The Ontario Securities Commission approved a settlement agreement with Mr. Moore at a hearing Tuesday, approving $504,000 of payments and imposing a 15-year ban on working as a registrant in the investment industry and a 10-year ban on trading shares of public companies.
Also Tuesday, the U.S. Securities and Exchange Commission said Mr. Moore has agreed to pay $340,000 (U.S.) to settle with the U.S. regulator over his purchase of American depository receipts of British manufacturer Tomkins PLC, which traded on the New York Stock Exchange. The U.S. settlement includes a ban on working in the securities industry.
At the OSC hearing Tuesday, Mr. Moore stood to be formally reprimanded for his conduct by OSC commissioner Edward Kerwin, who said the payments in the case “are not insignificant” and the penalties should influence others who work in similar roles.
“I expect this experience and sanctions ordered against you will deter you and others from repeating this conduct in the future,” Mr. Kerwin said.
Mr. Moore made no comment at the hearing or afterward to reporters, but his lawyer, Linda Fuerst, told the hearing he regrets his behaviour.
“He has expressed remorse for his conduct and has taken responsibility for it through entering into the settlement agreement,” Ms. Fuerst said.
Mr. Moore was accused of buying shares of Tomkins in 2010 using an offshore bank account in the Channel island of Jersey after guessing the company was going to be the subject of a takeover bid by the Canada Pension Plan Investment Board and partner Onex Corp.
He was a managing partner in CIBC’s investment banking operation at the time, and knew CPPIB was looking for $2-billion (U.S.) in financing for a major deal.
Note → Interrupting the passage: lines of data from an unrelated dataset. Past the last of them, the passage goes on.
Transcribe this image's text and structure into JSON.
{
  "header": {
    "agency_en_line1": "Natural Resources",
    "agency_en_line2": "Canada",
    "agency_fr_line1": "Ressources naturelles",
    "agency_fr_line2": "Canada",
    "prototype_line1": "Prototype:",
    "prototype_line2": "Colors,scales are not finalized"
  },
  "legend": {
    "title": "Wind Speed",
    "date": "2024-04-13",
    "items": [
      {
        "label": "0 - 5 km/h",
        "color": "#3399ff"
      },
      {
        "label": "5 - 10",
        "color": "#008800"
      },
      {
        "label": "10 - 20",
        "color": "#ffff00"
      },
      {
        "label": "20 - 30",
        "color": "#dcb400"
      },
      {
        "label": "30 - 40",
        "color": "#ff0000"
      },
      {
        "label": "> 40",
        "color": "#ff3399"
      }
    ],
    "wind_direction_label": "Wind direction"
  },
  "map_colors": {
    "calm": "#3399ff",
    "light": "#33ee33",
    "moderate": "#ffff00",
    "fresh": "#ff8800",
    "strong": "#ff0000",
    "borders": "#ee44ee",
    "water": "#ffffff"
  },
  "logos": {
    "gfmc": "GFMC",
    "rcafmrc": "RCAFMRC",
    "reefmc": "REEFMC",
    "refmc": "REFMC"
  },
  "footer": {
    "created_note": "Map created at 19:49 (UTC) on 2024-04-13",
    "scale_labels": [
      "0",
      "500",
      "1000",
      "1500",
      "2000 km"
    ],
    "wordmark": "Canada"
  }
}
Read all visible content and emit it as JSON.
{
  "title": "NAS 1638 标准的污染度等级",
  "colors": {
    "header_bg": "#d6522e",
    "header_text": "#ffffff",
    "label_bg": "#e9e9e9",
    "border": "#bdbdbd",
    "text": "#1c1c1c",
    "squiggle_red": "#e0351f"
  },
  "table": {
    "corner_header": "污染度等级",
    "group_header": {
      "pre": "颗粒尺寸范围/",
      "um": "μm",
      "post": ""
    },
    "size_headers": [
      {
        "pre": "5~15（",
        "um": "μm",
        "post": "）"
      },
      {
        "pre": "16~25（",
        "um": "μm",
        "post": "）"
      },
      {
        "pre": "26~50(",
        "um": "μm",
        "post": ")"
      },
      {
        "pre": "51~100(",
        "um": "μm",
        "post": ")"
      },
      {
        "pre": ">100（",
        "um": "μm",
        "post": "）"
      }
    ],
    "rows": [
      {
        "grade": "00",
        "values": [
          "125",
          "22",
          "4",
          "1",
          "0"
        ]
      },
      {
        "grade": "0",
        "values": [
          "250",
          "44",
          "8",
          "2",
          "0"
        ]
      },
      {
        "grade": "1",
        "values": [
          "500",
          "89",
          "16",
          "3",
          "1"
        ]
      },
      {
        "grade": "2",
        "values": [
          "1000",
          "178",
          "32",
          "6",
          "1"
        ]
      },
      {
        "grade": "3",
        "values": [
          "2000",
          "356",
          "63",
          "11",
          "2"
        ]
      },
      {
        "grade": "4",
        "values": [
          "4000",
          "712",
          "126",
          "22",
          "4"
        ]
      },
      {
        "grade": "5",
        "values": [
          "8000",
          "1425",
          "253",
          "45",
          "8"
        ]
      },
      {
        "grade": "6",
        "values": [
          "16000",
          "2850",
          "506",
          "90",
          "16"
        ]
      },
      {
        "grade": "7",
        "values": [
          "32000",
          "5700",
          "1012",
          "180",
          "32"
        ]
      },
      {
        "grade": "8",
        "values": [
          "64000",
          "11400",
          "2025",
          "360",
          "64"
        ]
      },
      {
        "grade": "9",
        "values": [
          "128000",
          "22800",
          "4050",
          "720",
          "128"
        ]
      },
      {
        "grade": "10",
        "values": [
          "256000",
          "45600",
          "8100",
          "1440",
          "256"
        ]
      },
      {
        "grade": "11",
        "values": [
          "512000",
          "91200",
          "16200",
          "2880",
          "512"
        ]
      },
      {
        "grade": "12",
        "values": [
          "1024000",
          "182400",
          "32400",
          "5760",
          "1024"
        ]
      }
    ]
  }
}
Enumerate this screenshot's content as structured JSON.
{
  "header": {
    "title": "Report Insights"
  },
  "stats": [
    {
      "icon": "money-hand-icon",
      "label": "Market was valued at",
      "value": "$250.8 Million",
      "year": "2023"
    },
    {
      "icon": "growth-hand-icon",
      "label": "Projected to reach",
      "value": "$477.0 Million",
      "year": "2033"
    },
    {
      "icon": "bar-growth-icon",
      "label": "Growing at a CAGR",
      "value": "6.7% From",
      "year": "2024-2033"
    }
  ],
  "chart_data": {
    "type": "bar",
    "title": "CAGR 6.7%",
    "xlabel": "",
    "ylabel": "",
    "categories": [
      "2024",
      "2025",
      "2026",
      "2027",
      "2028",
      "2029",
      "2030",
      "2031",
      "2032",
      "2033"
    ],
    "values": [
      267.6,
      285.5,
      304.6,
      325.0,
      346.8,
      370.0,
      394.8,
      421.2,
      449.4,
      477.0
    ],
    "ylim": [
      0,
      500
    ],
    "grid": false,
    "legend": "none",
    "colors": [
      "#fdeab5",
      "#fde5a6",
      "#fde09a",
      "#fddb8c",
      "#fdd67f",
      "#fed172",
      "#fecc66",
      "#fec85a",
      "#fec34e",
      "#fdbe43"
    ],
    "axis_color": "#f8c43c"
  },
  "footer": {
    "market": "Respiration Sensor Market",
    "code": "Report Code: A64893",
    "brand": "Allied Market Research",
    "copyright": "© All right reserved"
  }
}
He admitted in the settlement agreement that he guessed the target after seeing a CPPIB executive speak with the CEO of Tomkins at a charity event.
In 2012, while working as a managing director at UBS, he bought shares of Homeq Corp. after he received an e-mail from a client at Birch Hill Equity Partners, who inadvertently sent him confidential information about a takeover bid for Homeq. The Birch Hill client used the auto-complete function on his e-mail to fill in the address of recipient, and accidentally sent the e-mail to the wrong person.
Mr. Moore earned a profit of about $318,000 (Canadian) on the shares he purchased of both companies.
The OSC said it only learned of Mr. Moore’s trading in the Homeq shares after he brought it to the commission’s attention while investigators were probing the Tomkins trading. As a result of his voluntary disclosure, the OSC said he earned credit that reduced his penalties in the case.
He resigned his position at UBS immediately prior to alerting the OSC to his Homeq trading, the settlement agreement says.
Among the terms of the settlement, Mr. Moore will only be allowed to trade in mutual funds, exchange-traded funds or index funds for retirement savings plans or education savings plans, and can also buy shares of private issuers whose shares do not trade publicly.
Ms. Fuerst said the prohibitions leave Mr. Moore with room “to participate in the capital markets” with private companies that are not reporting issuers.
The OSC settlement included a $43,268 payment to “disgorge” the profits he earned from the Homeq trading, an administrative penalty of $86,000 for the Homeq trading, and OSC costs of $75,000. He also voluntarily offered to pay the OSC $300,000 over the Tomkins trading.